Stephen Key |
There’s one intermission in our Seraglio. I discovered where this takes place last Friday in the
rehearsal hall, when we ran through the opera in front of an invited
audience. A theatrical production with
an intermission-- opera or theatre, tragedy or comedy--has to end the first
part with enough dramatic intensity to compel the audience back for part two.
Imagine my surprise, to realize the end of Act I - before the curtain crashes down and the music pounds to a finish--is actually
Sarah and me alone onstage as Konstanze and Pasha Selim. The audience let out a big sound, a shouted
“Oh my God!”, Brian August, our stage manager, called, “Fifteen minute break!”
and I exercised what self control I had left just to walk to my backpack, put on
my shoes and get some water.
All of us were experiencing what our director, Chris
Alexander, set us up for on the first day of rehearsal: mingle-mangle. It’s the nature of Mozart, Shakespeare, and,
most importantly, life itself. It’s the
relationship of opposites: shadow/light, silence/sound, fear/love. Friday, Chris affirmed we were succeeding
with the mingle-mangle. He noted we instantly swerved between the serious and
the comic, the dark and the light, even death and life.

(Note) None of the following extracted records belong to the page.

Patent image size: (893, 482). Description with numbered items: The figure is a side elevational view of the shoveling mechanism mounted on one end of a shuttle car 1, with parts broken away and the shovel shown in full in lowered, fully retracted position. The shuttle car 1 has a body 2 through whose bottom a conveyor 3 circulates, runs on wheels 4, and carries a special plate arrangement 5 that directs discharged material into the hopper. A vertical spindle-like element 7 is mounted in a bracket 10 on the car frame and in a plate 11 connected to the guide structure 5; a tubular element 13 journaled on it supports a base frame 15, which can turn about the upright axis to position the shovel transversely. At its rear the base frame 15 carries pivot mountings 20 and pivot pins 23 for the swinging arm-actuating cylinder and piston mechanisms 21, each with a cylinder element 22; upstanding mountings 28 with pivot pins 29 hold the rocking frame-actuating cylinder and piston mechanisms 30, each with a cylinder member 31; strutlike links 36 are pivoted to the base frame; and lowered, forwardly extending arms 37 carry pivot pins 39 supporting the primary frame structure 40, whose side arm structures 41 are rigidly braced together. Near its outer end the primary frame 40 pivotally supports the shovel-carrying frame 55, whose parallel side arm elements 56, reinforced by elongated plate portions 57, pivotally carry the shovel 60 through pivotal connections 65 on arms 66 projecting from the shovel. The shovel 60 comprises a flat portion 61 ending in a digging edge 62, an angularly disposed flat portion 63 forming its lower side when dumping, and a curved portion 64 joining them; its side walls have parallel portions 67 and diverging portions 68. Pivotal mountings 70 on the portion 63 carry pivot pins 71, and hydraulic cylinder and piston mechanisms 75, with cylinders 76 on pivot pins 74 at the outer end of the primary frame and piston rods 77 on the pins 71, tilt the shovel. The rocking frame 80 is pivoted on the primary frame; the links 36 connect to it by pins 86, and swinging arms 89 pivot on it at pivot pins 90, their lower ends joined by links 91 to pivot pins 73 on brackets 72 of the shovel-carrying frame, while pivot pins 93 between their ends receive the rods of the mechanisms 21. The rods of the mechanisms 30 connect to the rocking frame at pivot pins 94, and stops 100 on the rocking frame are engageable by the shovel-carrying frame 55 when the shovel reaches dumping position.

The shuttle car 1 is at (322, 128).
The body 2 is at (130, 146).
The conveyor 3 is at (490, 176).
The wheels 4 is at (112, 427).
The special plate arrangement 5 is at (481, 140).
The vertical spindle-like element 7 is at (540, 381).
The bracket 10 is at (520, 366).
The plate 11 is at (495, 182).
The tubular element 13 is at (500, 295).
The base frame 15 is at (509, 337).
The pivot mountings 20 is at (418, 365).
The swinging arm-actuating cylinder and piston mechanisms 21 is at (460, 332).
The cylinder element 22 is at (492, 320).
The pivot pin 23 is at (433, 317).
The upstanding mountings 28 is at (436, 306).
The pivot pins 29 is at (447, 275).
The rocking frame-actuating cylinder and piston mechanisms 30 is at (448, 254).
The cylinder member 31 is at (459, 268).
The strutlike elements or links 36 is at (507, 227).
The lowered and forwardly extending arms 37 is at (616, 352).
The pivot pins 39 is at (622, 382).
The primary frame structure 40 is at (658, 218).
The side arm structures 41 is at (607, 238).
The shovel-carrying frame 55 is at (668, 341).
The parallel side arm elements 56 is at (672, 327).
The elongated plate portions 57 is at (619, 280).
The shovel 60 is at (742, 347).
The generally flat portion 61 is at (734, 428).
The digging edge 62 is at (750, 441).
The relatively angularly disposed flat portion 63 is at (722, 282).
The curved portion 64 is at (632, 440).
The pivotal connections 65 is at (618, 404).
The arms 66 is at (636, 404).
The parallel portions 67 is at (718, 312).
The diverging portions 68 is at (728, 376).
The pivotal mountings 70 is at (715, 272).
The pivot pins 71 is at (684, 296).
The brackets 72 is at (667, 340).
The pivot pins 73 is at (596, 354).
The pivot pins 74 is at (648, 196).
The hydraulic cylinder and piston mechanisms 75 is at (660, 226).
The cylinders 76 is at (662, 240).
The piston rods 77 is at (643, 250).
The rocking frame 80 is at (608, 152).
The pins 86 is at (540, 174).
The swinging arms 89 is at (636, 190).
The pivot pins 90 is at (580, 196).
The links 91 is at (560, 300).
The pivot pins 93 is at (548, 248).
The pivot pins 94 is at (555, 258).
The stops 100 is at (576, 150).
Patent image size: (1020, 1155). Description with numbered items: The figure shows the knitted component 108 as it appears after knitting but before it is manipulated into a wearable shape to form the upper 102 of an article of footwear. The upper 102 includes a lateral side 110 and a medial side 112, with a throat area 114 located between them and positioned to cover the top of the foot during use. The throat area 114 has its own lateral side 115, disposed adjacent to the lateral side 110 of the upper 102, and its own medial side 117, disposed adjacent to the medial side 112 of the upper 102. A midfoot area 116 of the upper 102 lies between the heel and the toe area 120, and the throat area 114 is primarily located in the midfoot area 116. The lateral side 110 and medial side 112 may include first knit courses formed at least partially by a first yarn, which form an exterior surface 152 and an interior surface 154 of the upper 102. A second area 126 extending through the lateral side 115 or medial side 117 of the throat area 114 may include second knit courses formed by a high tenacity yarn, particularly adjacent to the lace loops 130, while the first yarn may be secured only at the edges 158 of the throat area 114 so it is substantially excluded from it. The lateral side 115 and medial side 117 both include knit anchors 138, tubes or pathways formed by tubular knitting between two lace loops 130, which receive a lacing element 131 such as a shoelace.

On stage with world class singers, driven by Mozart, guided
by a master director of opera and theatre, I realize that the more we embrace life
as tragedy at the end of Act I, the better we can know life as a divine comedy
by opera’s end. Isn’t that what we want to know of life itself? For anyone seeking hope in the mingle-mangle
of humanity October, 2016, The Abduction
from the Seraglio should be required viewing.